By Joseph T. Rozmiarek
Advertiser Theater Critic

 •  'Wondrous Tales of Old Japan'

4:30, 7:30 p.m. Saturdays through March 2; 8 p.m. benefit performance March 1

Tenney Theatre, St. Andrew's Cathedral

$10-$5; benefit admission, at $40, includes a reception with Japanese food and sake.

839-9885

Young audiences are wonderfully honest. The kids have no inhibitions about providing immediate and tangible feedback, whether it's cheers or terminal wriggling.

So it's nice to report that the initial laughter that greets the singsong intonation at the start of the Kabuki staging of "Wondrous Tales of Old Japan," soon gives way to ooohs and aaahs generated by the performance's traditional staging techniques.

It's also gratifying to see the return visit of another Hawai'i son, David Furumoto, who wrote and directs the play for the Honolulu Theatre for Youth. Audiences will remember him primarily as an actor for HTY. He's now teaching in the Midwest, where this show premiered in 1998.

After a production in Los Angles, "Wondrous Tales" is beginning a local engagement for Hawai'i schools.

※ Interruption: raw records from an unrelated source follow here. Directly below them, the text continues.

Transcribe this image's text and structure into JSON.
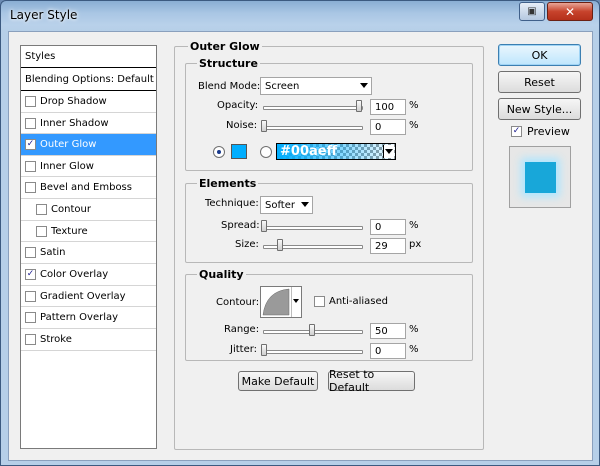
{
  "window": {
    "title": "Layer Style",
    "close_glyph": "✕",
    "help_glyph": "▣"
  },
  "styles_panel": {
    "items": [
      {
        "label": "Styles",
        "checked": null
      },
      {
        "label": "Blending Options: Default",
        "checked": null
      },
      {
        "label": "Drop Shadow",
        "checked": false
      },
      {
        "label": "Inner Shadow",
        "checked": false
      },
      {
        "label": "Outer Glow",
        "checked": true
      },
      {
        "label": "Inner Glow",
        "checked": false
      },
      {
        "label": "Bevel and Emboss",
        "checked": false
      },
      {
        "label": "Contour",
        "checked": false
      },
      {
        "label": "Texture",
        "checked": false
      },
      {
        "label": "Satin",
        "checked": false
      },
      {
        "label": "Color Overlay",
        "checked": true
      },
      {
        "label": "Gradient Overlay",
        "checked": false
      },
      {
        "label": "Pattern Overlay",
        "checked": false
      },
      {
        "label": "Stroke",
        "checked": false
      }
    ],
    "check_glyph": "✓"
  },
  "outer_glow": {
    "title": "Outer Glow",
    "structure": {
      "title": "Structure",
      "blend_mode_label": "Blend Mode:",
      "blend_mode_value": "Screen",
      "opacity_label": "Opacity:",
      "opacity_value": "100",
      "noise_label": "Noise:",
      "noise_value": "0",
      "percent": "%",
      "color_hex": "#00aeff",
      "gradient_text": "#00aeff"
    },
    "elements": {
      "title": "Elements",
      "technique_label": "Technique:",
      "technique_value": "Softer",
      "spread_label": "Spread:",
      "spread_value": "0",
      "size_label": "Size:",
      "size_value": "29",
      "px": "px",
      "percent": "%"
    },
    "quality": {
      "title": "Quality",
      "contour_label": "Contour:",
      "anti_aliased_label": "Anti-aliased",
      "anti_aliased_checked": false,
      "range_label": "Range:",
      "range_value": "50",
      "jitter_label": "Jitter:",
      "jitter_value": "0",
      "percent": "%"
    },
    "make_default_label": "Make Default",
    "reset_to_default_label": "Reset to Default"
  },
  "actions": {
    "ok_label": "OK",
    "reset_label": "Reset",
    "new_style_label": "New Style...",
    "preview_label": "Preview",
    "preview_checked": true
  },
  "colors": {
    "glow": "#00aeff",
    "selection": "#3399ff",
    "preview_fill": "#18a7d9"
  }
}
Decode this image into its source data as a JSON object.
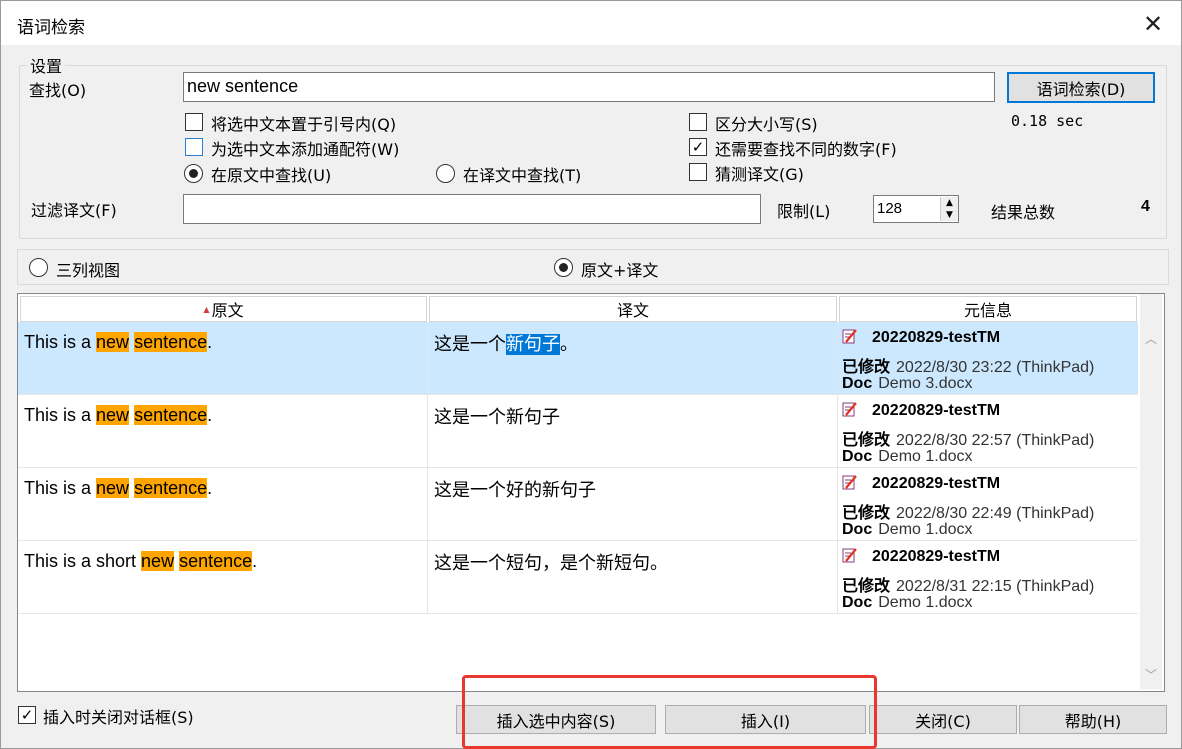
{
  "window": {
    "title": "语词检索",
    "close_glyph": "✕"
  },
  "settings": {
    "group_label": "设置",
    "find_label": "查找(O)",
    "find_value": "new sentence",
    "search_button": "语词检索(D)",
    "elapsed": "0.18 sec",
    "options": {
      "quote": {
        "label": "将选中文本置于引号内(Q)",
        "checked": false
      },
      "wildcard": {
        "label": "为选中文本添加通配符(W)",
        "checked": false
      },
      "search_source": {
        "label": "在原文中查找(U)",
        "selected": true
      },
      "search_target": {
        "label": "在译文中查找(T)",
        "selected": false
      },
      "case": {
        "label": "区分大小写(S)",
        "checked": false
      },
      "numbers": {
        "label": "还需要查找不同的数字(F)",
        "checked": true
      },
      "guess": {
        "label": "猜测译文(G)",
        "checked": false
      }
    },
    "filter_label": "过滤译文(F)",
    "filter_value": "",
    "limit_label": "限制(L)",
    "limit_value": "128",
    "total_label": "结果总数",
    "total_value": "4"
  },
  "view": {
    "three_col": {
      "label": "三列视图",
      "selected": false
    },
    "source_target": {
      "label": "原文+译文",
      "selected": true
    }
  },
  "grid": {
    "headers": {
      "source": "原文",
      "target": "译文",
      "meta": "元信息",
      "sort_glyph": "▲"
    },
    "rows": [
      {
        "selected": true,
        "src_pre": "This is a ",
        "src_hl1": "new",
        "src_mid": " ",
        "src_hl2": "sentence",
        "src_post": ".",
        "tgt_pre": "这是一个",
        "tgt_sel": "新句子",
        "tgt_post": "。",
        "tm": "20220829-testTM",
        "mod_label": "已修改",
        "mod_value": "2022/8/30 23:22 (ThinkPad)",
        "doc_label": "Doc",
        "doc_value": "Demo 3.docx"
      },
      {
        "selected": false,
        "src_pre": "This is a ",
        "src_hl1": "new",
        "src_mid": " ",
        "src_hl2": "sentence",
        "src_post": ".",
        "tgt_pre": "这是一个新句子",
        "tgt_sel": "",
        "tgt_post": "",
        "tm": "20220829-testTM",
        "mod_label": "已修改",
        "mod_value": "2022/8/30 22:57 (ThinkPad)",
        "doc_label": "Doc",
        "doc_value": "Demo 1.docx"
      },
      {
        "selected": false,
        "src_pre": "This is a ",
        "src_hl1": "new",
        "src_mid": " ",
        "src_hl2": "sentence",
        "src_post": ".",
        "tgt_pre": "这是一个好的新句子",
        "tgt_sel": "",
        "tgt_post": "",
        "tm": "20220829-testTM",
        "mod_label": "已修改",
        "mod_value": "2022/8/30 22:49 (ThinkPad)",
        "doc_label": "Doc",
        "doc_value": "Demo 1.docx"
      },
      {
        "selected": false,
        "src_pre": "This is a short ",
        "src_hl1": "new",
        "src_mid": " ",
        "src_hl2": "sentence",
        "src_post": ".",
        "tgt_pre": "这是一个短句，是个新短句。",
        "tgt_sel": "",
        "tgt_post": "",
        "tm": "20220829-testTM",
        "mod_label": "已修改",
        "mod_value": "2022/8/31 22:15 (ThinkPad)",
        "doc_label": "Doc",
        "doc_value": "Demo 1.docx"
      }
    ]
  },
  "footer": {
    "close_on_insert": {
      "label": "插入时关闭对话框(S)",
      "checked": true
    },
    "insert_selected": "插入选中内容(S)",
    "insert": "插入(I)",
    "close": "关闭(C)",
    "help": "帮助(H)"
  },
  "colors": {
    "highlight": "#ffa500",
    "selected_row": "#cce8ff",
    "selection": "#0078d7",
    "annotation": "#e8382d"
  }
}
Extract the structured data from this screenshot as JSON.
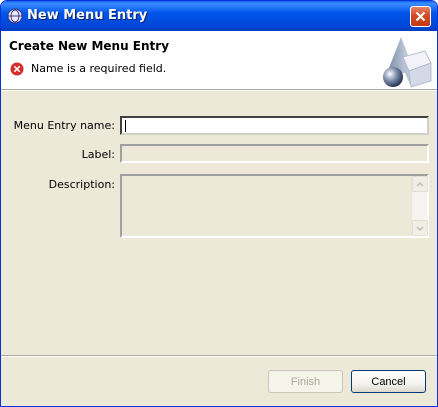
{
  "window": {
    "title": "New Menu Entry"
  },
  "header": {
    "title": "Create New Menu Entry",
    "error_message": "Name is a required field."
  },
  "form": {
    "name_label": "Menu Entry name:",
    "name_value": "",
    "label_label": "Label:",
    "label_value": "",
    "description_label": "Description:",
    "description_value": ""
  },
  "buttons": {
    "finish_label": "Finish",
    "finish_enabled": false,
    "cancel_label": "Cancel"
  },
  "colors": {
    "titlebar": "#0055ea",
    "error": "#d22f2f",
    "dialog_bg": "#ece9d8"
  }
}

The Kabuki style is filled with ancient traditions of voice, movement, and stylized staging. HTY company actors (Monica Cho, Squire Coldwell, Cynthia See, Shen Sugai, and Junior Tesoro) play a multitude of character roles and alternate as accompanist and narrator for the three stories that are contained under a collective title.

In the first tale, a young fisherman, Urashimataro, is rewarded for saving a stranded turtle. He is carried to an underwater kingdom, where he is entertained by a beautiful princess. But after four days, he becomes homesick and is allowed to return home. The princess gives him a box that will bring him back to her kingdom, but warns him never to open it. Back on land, he learns that he has been absent for 400 years, and opening the box causes him to age instantly into a fragile mummy. Costumes designed by Lydia Tanji for the Los Angeles production make the turtle and the princess glow with layers of colorful brocade and fringe. Urashimataro's instant aging happens with the help of a bearded mask and Coldwell's telegraphic body language.

In the second story, a young woodcutter watches his adoptive father die at the hands of the Snow Woman, but his life is spared when he promises never to tell anyone of the event. Later, he marries a beautiful woman and begins his own family. But when he tells his wife the forbidden story, she is transformed into the Snow Woman herself, who exacts dire punishment. The young audience is especially awed by the huge, billowing white sheet that stagehands unfurl to hide and sweep away the figures of the actors.

The last tale is that of Momotaro, the peach boy, given as a reward to an old couple. Here, the fun comes from watching Sugai being joined by a dog (Coldwell), a monkey (Cho) and a pheasant (Tesoro), to do battle with an evil ogre (See). With sound accompaniment designed by Kenny Endo, the costumes and the stage conventions never fail to charm.

A traditional set design by Joseph Dodd features translucent panels, colored lanterns and rapidly moving curtains.

The production runs a bit more than an hour and is recommended for audiences from kindergarten through fifth grade.